Alfred Sommer has received multiple awards for his research, including the Albert Lasker Award for Clinical Medical Research (1997), the Danone International Prize for Nutrition (2001), the Dan David Prize (2013), and the Helen Keller Prize for Vision Research, the Lucien Howe Medal of the American Ophthalmological Society, the Laureate Award of the American Academy of Ophthalmology (2011), the Duke Elder and Gonin Medals of the International Council of Ophthalmology, the Pollin Prize in Pediatric Research (Columbia University), the E.H. Christopherson Lectureship (American Academy of Pediatrics), the Prince Mahidol Award (from the King of Thailand), and the Warren Alpert Research Prize from Harvard Medical School in 2003, among other honors.

The 2005 PBS documentary Rx for Survival featured Sommer as a "global health champion." Several institutions around the world have bestowed honorary doctoral degrees to Dr.
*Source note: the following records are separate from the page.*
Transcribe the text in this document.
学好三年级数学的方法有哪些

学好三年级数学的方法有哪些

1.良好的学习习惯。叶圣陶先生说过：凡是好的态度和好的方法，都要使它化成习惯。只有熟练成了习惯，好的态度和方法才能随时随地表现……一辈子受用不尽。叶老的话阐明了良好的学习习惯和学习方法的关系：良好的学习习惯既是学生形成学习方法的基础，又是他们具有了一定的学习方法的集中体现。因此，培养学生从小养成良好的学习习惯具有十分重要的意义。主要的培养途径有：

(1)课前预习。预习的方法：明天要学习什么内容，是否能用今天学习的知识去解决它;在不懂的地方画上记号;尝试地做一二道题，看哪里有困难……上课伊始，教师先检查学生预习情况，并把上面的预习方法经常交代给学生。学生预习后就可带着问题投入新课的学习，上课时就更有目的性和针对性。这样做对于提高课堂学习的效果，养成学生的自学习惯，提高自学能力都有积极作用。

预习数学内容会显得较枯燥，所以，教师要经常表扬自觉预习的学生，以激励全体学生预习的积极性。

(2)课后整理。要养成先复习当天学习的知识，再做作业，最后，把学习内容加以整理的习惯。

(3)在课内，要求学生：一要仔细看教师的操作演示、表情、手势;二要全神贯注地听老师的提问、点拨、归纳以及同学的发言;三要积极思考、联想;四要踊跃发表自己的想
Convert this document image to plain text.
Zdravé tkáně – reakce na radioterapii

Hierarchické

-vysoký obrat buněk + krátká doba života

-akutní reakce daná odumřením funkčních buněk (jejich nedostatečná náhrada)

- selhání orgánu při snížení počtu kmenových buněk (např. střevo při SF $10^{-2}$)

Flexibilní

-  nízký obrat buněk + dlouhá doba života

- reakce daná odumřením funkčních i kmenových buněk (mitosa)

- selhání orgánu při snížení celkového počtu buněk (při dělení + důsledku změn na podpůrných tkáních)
Sommer, including Johns Hopkins University and McGill University.
Sommer is an elected member of both the National Academy of Sciences and the National Academy of Medicine.

== Current research interests ==
Sommer's current research interests include the diagnosis and management of glaucoma, improved child survival and blindness prevention strategies, and micronutrient interventions, in addition to other projects in both epidemiology and ophthalmology.

==Sommer Scholars and other Named Honors at JHSPH==
In 2004, Michael Bloomberg, former chair of the Johns Hopkins University's board of trustees, donated $22 million to establish the Sommer Scholars Program at the Johns Hopkins Bloomberg School of Public Health in honor of Dr. Sommer. The programs aims to "recruit the next generation of public health leaders to devise new, effective interventions to improve global health." Additionally, as a consequence of gifts from other supporters, the Bloomberg School's Department of Molecular Microbiology is chaired by the "Alfred and Jill Sommer Professor"; the "Dana Center of the Wilmer Eye Institute is led by the "Alfred Sommer Professor of Ophthalmology"; and the main auditorium of the Bloomberg School is named "Sommer Hall."